Plus optimiste, la journaliste Khansa Ben Tarjem affirmait en fin de journée :
« Les bureaux de vote ferment à 18h. Je vais aller voter, non pas par ce qu'il y a une liste qui me convainc parfaitement ou que je sois adepte de la démocratie représentative, mais je fais partie d'une génération qui avait peur de parler dans un café, qui utilisait des proxy pour naviguer sur internet, pour qui lancer une entreprise pouvait revenir à se faire racketter par le pouvoir. Et je ne parle pas de ce qui pouvait arriver à ceux qui osait s'opposer à la mafia et à la violence de l'Etat. Je fais partie d'une génération qui s'est presque habituée à l'arbitraire. Alors, je vote pour qu'il y ait toujours un contre-pouvoir, qu'il n'y ait pas de majorité qui écrase le reste, pour qu'il y ait toujours un espace de résistance à l'arbitraire, pour que le rapport de forces entre les acteurs politiques soit tel qu'aucun ne puisse faire ce qu'il a envie de faire sans en subir les conséquences. Je vote parce que la révolution est un processus très long et qu'il faut lui donner le temps de ne pas avorter. »

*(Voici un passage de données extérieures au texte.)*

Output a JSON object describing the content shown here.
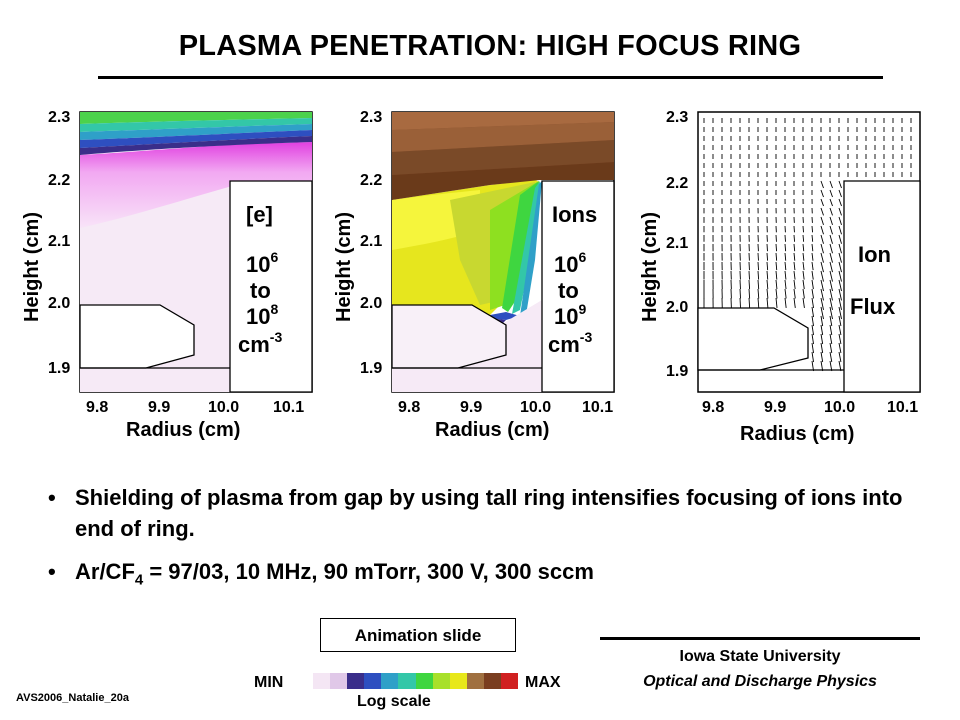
{
  "title": "PLASMA PENETRATION: HIGH FOCUS RING",
  "bullets": [
    {
      "text": "Shielding of plasma from gap by using tall ring intensifies focusing of ions into end of ring."
    },
    {
      "pre": "Ar/CF",
      "sub": "4",
      "post": " = 97/03, 10 MHz, 90 mTorr, 300 V, 300 sccm"
    }
  ],
  "animation_label": "Animation slide",
  "scale": {
    "min": "MIN",
    "max": "MAX",
    "label": "Log scale",
    "colors": [
      "#ffffff",
      "#f4e6f4",
      "#e0c8e8",
      "#3a2e8a",
      "#2e4fc0",
      "#2fa0c8",
      "#33c7a8",
      "#3fd640",
      "#a8e02a",
      "#e8e81a",
      "#a07040",
      "#7a3e20",
      "#d02020"
    ]
  },
  "footer_id": "AVS2006_Natalie_20a",
  "affiliation": {
    "line1": "Iowa State University",
    "line2": "Optical and Discharge Physics"
  },
  "chart_data": [
    {
      "type": "heatmap",
      "title": "",
      "xlabel": "Radius (cm)",
      "ylabel": "Height (cm)",
      "xticks": [
        "9.8",
        "9.9",
        "10.0",
        "10.1"
      ],
      "yticks": [
        "1.9",
        "2.0",
        "2.1",
        "2.2",
        "2.3"
      ],
      "xlim": [
        9.75,
        10.12
      ],
      "ylim": [
        1.87,
        2.31
      ],
      "annotation": {
        "species": "[e]",
        "base1": "10",
        "exp1": "6",
        "to": "to",
        "base2": "10",
        "exp2": "8",
        "unit": "cm",
        "unit_exp": "-3"
      }
    },
    {
      "type": "heatmap",
      "title": "",
      "xlabel": "Radius (cm)",
      "ylabel": "Height (cm)",
      "xticks": [
        "9.8",
        "9.9",
        "10.0",
        "10.1"
      ],
      "yticks": [
        "1.9",
        "2.0",
        "2.1",
        "2.2",
        "2.3"
      ],
      "xlim": [
        9.75,
        10.12
      ],
      "ylim": [
        1.87,
        2.31
      ],
      "annotation": {
        "species": "Ions",
        "base1": "10",
        "exp1": "6",
        "to": "to",
        "base2": "10",
        "exp2": "9",
        "unit": "cm",
        "unit_exp": "-3"
      }
    },
    {
      "type": "vector-field",
      "title": "",
      "xlabel": "Radius (cm)",
      "ylabel": "Height (cm)",
      "xticks": [
        "9.8",
        "9.9",
        "10.0",
        "10.1"
      ],
      "yticks": [
        "1.9",
        "2.0",
        "2.1",
        "2.2",
        "2.3"
      ],
      "xlim": [
        9.75,
        10.12
      ],
      "ylim": [
        1.87,
        2.31
      ],
      "annotation": {
        "line1": "Ion",
        "line2": "Flux"
      }
    }
  ]
}
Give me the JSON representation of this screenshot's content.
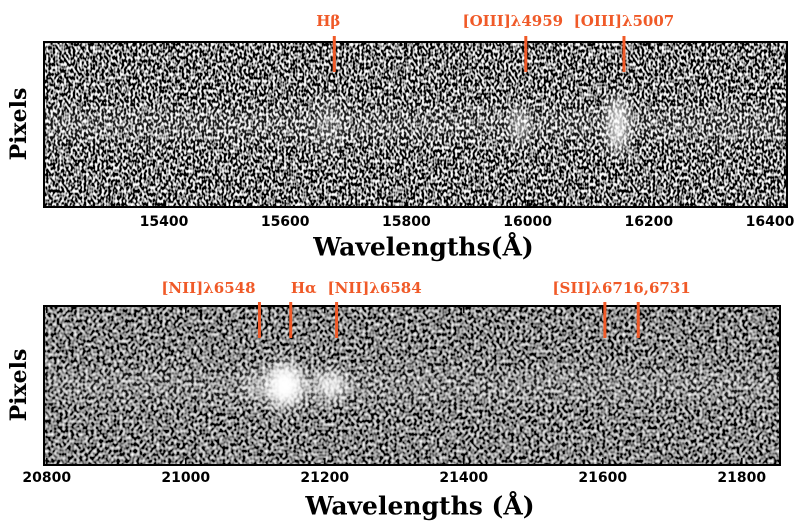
{
  "chart_data": [
    {
      "type": "image",
      "xlabel": "Wavelengths(Å)",
      "ylabel": "Pixels",
      "xlim": [
        15202,
        16428
      ],
      "xticks": [
        15400,
        15600,
        15800,
        16000,
        16200,
        16400
      ],
      "line_color": "#f05a28",
      "lines": [
        {
          "label": "Hβ",
          "wavelengths": [
            15681
          ]
        },
        {
          "label": "[OIII]λ4959",
          "wavelengths": [
            15997
          ]
        },
        {
          "label": "[OIII]λ5007",
          "wavelengths": [
            16159
          ]
        }
      ]
    },
    {
      "type": "image",
      "xlabel": "Wavelengths (Å)",
      "ylabel": "Pixels",
      "xlim": [
        20796,
        21855
      ],
      "xticks": [
        20800,
        21000,
        21200,
        21400,
        21600,
        21800
      ],
      "line_color": "#f05a28",
      "lines": [
        {
          "label": "[NII]λ6548",
          "wavelengths": [
            21106
          ]
        },
        {
          "label": "Hα",
          "wavelengths": [
            21151
          ]
        },
        {
          "label": "[NII]λ6584",
          "wavelengths": [
            21217
          ]
        },
        {
          "label": "[SII]λ6716,6731",
          "wavelengths": [
            21603,
            21651
          ]
        }
      ]
    }
  ]
}
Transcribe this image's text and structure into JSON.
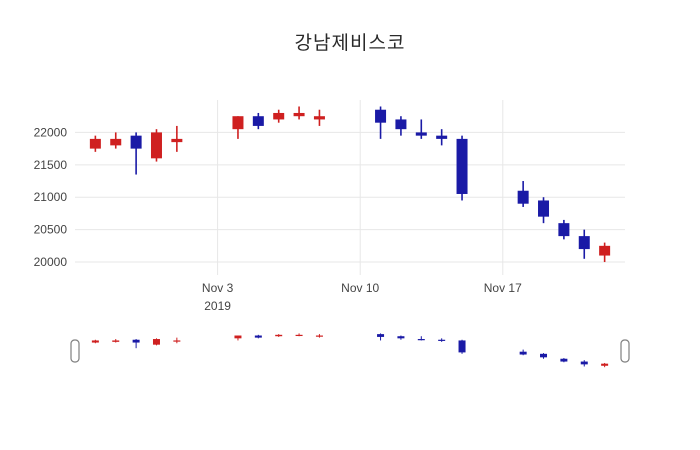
{
  "chart_data": {
    "type": "candlestick",
    "title": "강남제비스코",
    "x_ticks": [
      {
        "date": "2019-11-03",
        "label": "Nov 3",
        "sublabel": "2019"
      },
      {
        "date": "2019-11-10",
        "label": "Nov 10",
        "sublabel": ""
      },
      {
        "date": "2019-11-17",
        "label": "Nov 17",
        "sublabel": ""
      }
    ],
    "y_ticks": [
      20000,
      20500,
      21000,
      21500,
      22000
    ],
    "ylim": [
      19800,
      22500
    ],
    "x_range": [
      "2019-10-27",
      "2019-11-23"
    ],
    "legend": "none",
    "grid": "on",
    "colors": {
      "increasing": "#cf2020",
      "decreasing": "#1a1aa6",
      "grid": "#e7e7e7",
      "tick_text": "#444444",
      "handle_stroke": "#7f7f7f"
    },
    "candles": [
      {
        "date": "2019-10-28",
        "open": 21750,
        "high": 21950,
        "low": 21700,
        "close": 21900
      },
      {
        "date": "2019-10-29",
        "open": 21800,
        "high": 22000,
        "low": 21750,
        "close": 21900
      },
      {
        "date": "2019-10-30",
        "open": 21950,
        "high": 22000,
        "low": 21350,
        "close": 21750
      },
      {
        "date": "2019-10-31",
        "open": 21600,
        "high": 22050,
        "low": 21550,
        "close": 22000
      },
      {
        "date": "2019-11-01",
        "open": 21850,
        "high": 22100,
        "low": 21700,
        "close": 21900
      },
      {
        "date": "2019-11-04",
        "open": 22050,
        "high": 22250,
        "low": 21900,
        "close": 22250
      },
      {
        "date": "2019-11-05",
        "open": 22250,
        "high": 22300,
        "low": 22050,
        "close": 22100
      },
      {
        "date": "2019-11-06",
        "open": 22200,
        "high": 22350,
        "low": 22150,
        "close": 22300
      },
      {
        "date": "2019-11-07",
        "open": 22250,
        "high": 22400,
        "low": 22200,
        "close": 22300
      },
      {
        "date": "2019-11-08",
        "open": 22200,
        "high": 22350,
        "low": 22100,
        "close": 22250
      },
      {
        "date": "2019-11-11",
        "open": 22350,
        "high": 22400,
        "low": 21900,
        "close": 22150
      },
      {
        "date": "2019-11-12",
        "open": 22200,
        "high": 22250,
        "low": 21950,
        "close": 22050
      },
      {
        "date": "2019-11-13",
        "open": 22000,
        "high": 22200,
        "low": 21900,
        "close": 21950
      },
      {
        "date": "2019-11-14",
        "open": 21950,
        "high": 22050,
        "low": 21800,
        "close": 21900
      },
      {
        "date": "2019-11-15",
        "open": 21900,
        "high": 21950,
        "low": 20950,
        "close": 21050
      },
      {
        "date": "2019-11-18",
        "open": 21100,
        "high": 21250,
        "low": 20850,
        "close": 20900
      },
      {
        "date": "2019-11-19",
        "open": 20950,
        "high": 21000,
        "low": 20600,
        "close": 20700
      },
      {
        "date": "2019-11-20",
        "open": 20600,
        "high": 20650,
        "low": 20350,
        "close": 20400
      },
      {
        "date": "2019-11-21",
        "open": 20400,
        "high": 20500,
        "low": 20050,
        "close": 20200
      },
      {
        "date": "2019-11-22",
        "open": 20100,
        "high": 20300,
        "low": 20000,
        "close": 20250
      }
    ]
  }
}
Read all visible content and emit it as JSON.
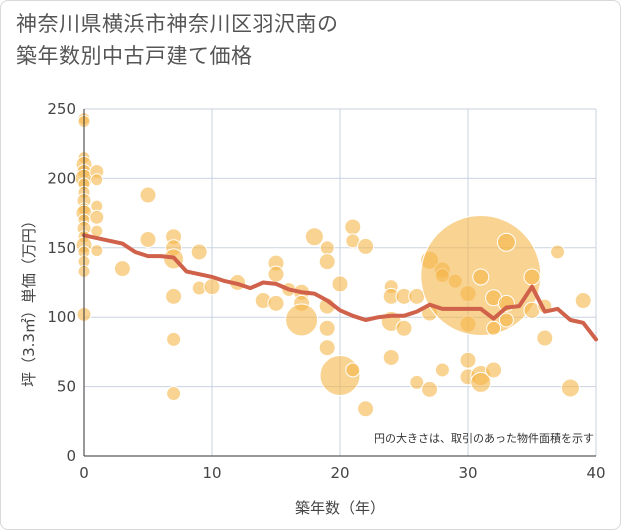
{
  "chart_data": {
    "type": "scatter",
    "title_line1": "神奈川県横浜市神奈川区羽沢南の",
    "title_line2": "築年数別中古戸建て価格",
    "xlabel": "築年数（年）",
    "ylabel": "坪（3.3㎡）単価（万円）",
    "note": "円の大きさは、取引のあった物件面積を示す",
    "xlim": [
      0,
      40
    ],
    "ylim": [
      0,
      250
    ],
    "xticks": [
      "0",
      "10",
      "20",
      "30",
      "40"
    ],
    "yticks": [
      "0",
      "50",
      "100",
      "150",
      "200",
      "250"
    ],
    "colors": {
      "bubble": "#f5b54a",
      "line": "#d0614a",
      "grid": "#c9d3e0"
    },
    "points": [
      {
        "x": 0,
        "y": 243,
        "s": 6
      },
      {
        "x": 0,
        "y": 241,
        "s": 6
      },
      {
        "x": 0,
        "y": 215,
        "s": 6
      },
      {
        "x": 0,
        "y": 210,
        "s": 8
      },
      {
        "x": 0,
        "y": 205,
        "s": 7
      },
      {
        "x": 0,
        "y": 200,
        "s": 9
      },
      {
        "x": 0,
        "y": 196,
        "s": 6
      },
      {
        "x": 0,
        "y": 190,
        "s": 6
      },
      {
        "x": 0,
        "y": 184,
        "s": 7
      },
      {
        "x": 0,
        "y": 178,
        "s": 6
      },
      {
        "x": 0,
        "y": 175,
        "s": 8
      },
      {
        "x": 0,
        "y": 170,
        "s": 6
      },
      {
        "x": 0,
        "y": 164,
        "s": 7
      },
      {
        "x": 0,
        "y": 158,
        "s": 6
      },
      {
        "x": 0,
        "y": 152,
        "s": 8
      },
      {
        "x": 0,
        "y": 147,
        "s": 6
      },
      {
        "x": 0,
        "y": 140,
        "s": 6
      },
      {
        "x": 0,
        "y": 133,
        "s": 6
      },
      {
        "x": 0,
        "y": 102,
        "s": 7
      },
      {
        "x": 1,
        "y": 205,
        "s": 7
      },
      {
        "x": 1,
        "y": 199,
        "s": 6
      },
      {
        "x": 1,
        "y": 180,
        "s": 6
      },
      {
        "x": 1,
        "y": 172,
        "s": 7
      },
      {
        "x": 1,
        "y": 162,
        "s": 6
      },
      {
        "x": 1,
        "y": 148,
        "s": 6
      },
      {
        "x": 3,
        "y": 135,
        "s": 8
      },
      {
        "x": 5,
        "y": 188,
        "s": 8
      },
      {
        "x": 5,
        "y": 156,
        "s": 8
      },
      {
        "x": 7,
        "y": 158,
        "s": 8
      },
      {
        "x": 7,
        "y": 150,
        "s": 8
      },
      {
        "x": 7,
        "y": 142,
        "s": 10
      },
      {
        "x": 7,
        "y": 115,
        "s": 8
      },
      {
        "x": 7,
        "y": 84,
        "s": 7
      },
      {
        "x": 7,
        "y": 45,
        "s": 7
      },
      {
        "x": 9,
        "y": 147,
        "s": 8
      },
      {
        "x": 9,
        "y": 121,
        "s": 7
      },
      {
        "x": 10,
        "y": 122,
        "s": 8
      },
      {
        "x": 12,
        "y": 125,
        "s": 8
      },
      {
        "x": 14,
        "y": 112,
        "s": 8
      },
      {
        "x": 15,
        "y": 139,
        "s": 8
      },
      {
        "x": 15,
        "y": 131,
        "s": 8
      },
      {
        "x": 15,
        "y": 110,
        "s": 8
      },
      {
        "x": 16,
        "y": 120,
        "s": 7
      },
      {
        "x": 17,
        "y": 118,
        "s": 8
      },
      {
        "x": 17,
        "y": 110,
        "s": 8
      },
      {
        "x": 18,
        "y": 158,
        "s": 9
      },
      {
        "x": 17,
        "y": 98,
        "s": 16
      },
      {
        "x": 19,
        "y": 150,
        "s": 7
      },
      {
        "x": 19,
        "y": 140,
        "s": 8
      },
      {
        "x": 19,
        "y": 108,
        "s": 8
      },
      {
        "x": 19,
        "y": 92,
        "s": 8
      },
      {
        "x": 19,
        "y": 78,
        "s": 8
      },
      {
        "x": 20,
        "y": 124,
        "s": 8
      },
      {
        "x": 20,
        "y": 58,
        "s": 20
      },
      {
        "x": 21,
        "y": 165,
        "s": 8
      },
      {
        "x": 21,
        "y": 155,
        "s": 7
      },
      {
        "x": 21,
        "y": 62,
        "s": 7
      },
      {
        "x": 22,
        "y": 151,
        "s": 8
      },
      {
        "x": 22,
        "y": 34,
        "s": 8
      },
      {
        "x": 24,
        "y": 122,
        "s": 7
      },
      {
        "x": 24,
        "y": 115,
        "s": 8
      },
      {
        "x": 24,
        "y": 97,
        "s": 10
      },
      {
        "x": 24,
        "y": 71,
        "s": 8
      },
      {
        "x": 25,
        "y": 115,
        "s": 8
      },
      {
        "x": 25,
        "y": 92,
        "s": 8
      },
      {
        "x": 26,
        "y": 115,
        "s": 8
      },
      {
        "x": 26,
        "y": 53,
        "s": 7
      },
      {
        "x": 27,
        "y": 141,
        "s": 9
      },
      {
        "x": 27,
        "y": 103,
        "s": 8
      },
      {
        "x": 27,
        "y": 48,
        "s": 8
      },
      {
        "x": 28,
        "y": 134,
        "s": 8
      },
      {
        "x": 28,
        "y": 130,
        "s": 7
      },
      {
        "x": 28,
        "y": 62,
        "s": 7
      },
      {
        "x": 29,
        "y": 126,
        "s": 7
      },
      {
        "x": 30,
        "y": 117,
        "s": 8
      },
      {
        "x": 30,
        "y": 95,
        "s": 8
      },
      {
        "x": 30,
        "y": 69,
        "s": 8
      },
      {
        "x": 30,
        "y": 57,
        "s": 8
      },
      {
        "x": 31,
        "y": 130,
        "s": 60
      },
      {
        "x": 31,
        "y": 129,
        "s": 8
      },
      {
        "x": 31,
        "y": 58,
        "s": 10
      },
      {
        "x": 31,
        "y": 53,
        "s": 10
      },
      {
        "x": 32,
        "y": 114,
        "s": 8
      },
      {
        "x": 32,
        "y": 92,
        "s": 7
      },
      {
        "x": 32,
        "y": 62,
        "s": 8
      },
      {
        "x": 33,
        "y": 154,
        "s": 9
      },
      {
        "x": 33,
        "y": 110,
        "s": 8
      },
      {
        "x": 33,
        "y": 98,
        "s": 7
      },
      {
        "x": 35,
        "y": 129,
        "s": 8
      },
      {
        "x": 35,
        "y": 105,
        "s": 8
      },
      {
        "x": 36,
        "y": 108,
        "s": 7
      },
      {
        "x": 36,
        "y": 85,
        "s": 8
      },
      {
        "x": 37,
        "y": 147,
        "s": 7
      },
      {
        "x": 38,
        "y": 49,
        "s": 9
      },
      {
        "x": 39,
        "y": 112,
        "s": 8
      }
    ],
    "line": {
      "x": [
        0,
        1,
        3,
        4,
        5,
        6,
        7,
        8,
        10,
        11,
        12,
        13,
        14,
        15,
        16,
        17,
        18,
        19,
        20,
        21,
        22,
        23,
        24,
        25,
        26,
        27,
        28,
        29,
        30,
        31,
        32,
        33,
        34,
        35,
        36,
        37,
        38,
        39,
        40
      ],
      "y": [
        159,
        157,
        153,
        147,
        144,
        144,
        143,
        133,
        129,
        126,
        124,
        121,
        125,
        124,
        120,
        118,
        117,
        112,
        105,
        101,
        98,
        100,
        101,
        101,
        104,
        109,
        106,
        106,
        106,
        106,
        99,
        107,
        108,
        122,
        104,
        106,
        98,
        96,
        84
      ]
    }
  }
}
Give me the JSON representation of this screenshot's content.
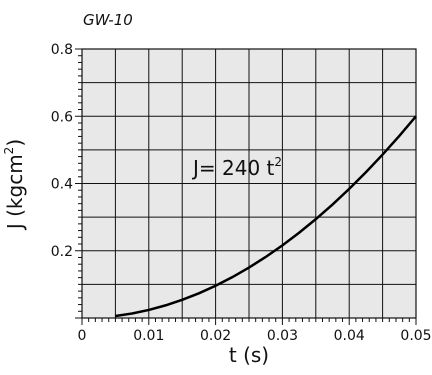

Le chef du gouvernement Youssef Chahed s’est quant à lui attiré les foudres des internautes en appelant dans son allocution l’ISIE à « sanctionner les dépassements », une ingérence dans l’indépendance de l’instance. Mention spéciale à ce propos à la région côtière de Mahdia, dont 60% des bureaux de vote présentaient divers dépassements et irrégularités selon l’ONG Atide.
Même si en cinq années, Nidaa Tounes a perdu 850 mille électeurs et Ennahdha quasiment un million, face à la discipline du parti à credo qu’est Ennahdha, Nidaa a sans doute payé ses divisions et ses crises internes au fil des années, en devenant un parti éclaté en plusieurs partis satellites destouriens dont les conflits ont fini par lasser les Tunisiens. Mais maintenant que les mêmes Tunisiens ont voté à l’échelle locale, il sera plus facile à l’avenir de déterminer les responsabilités de chacun.
Et paradoxalement, cet échec de Nidaa aura probablement l’effet d’un avertissement bénéfique à terme : l’histoire montre en effet que rien n’est plus fédérateur pour les modernistes que les cris d’alarme de ce type. Si en 2019 les abstentionnistes se sentent menacés dans leur mode de vie, ils se déplaceront d’autant plus nombreux aux prochaines échéances électorales, dont la présidentielle, celle qui compte toujours le plus à leurs yeux.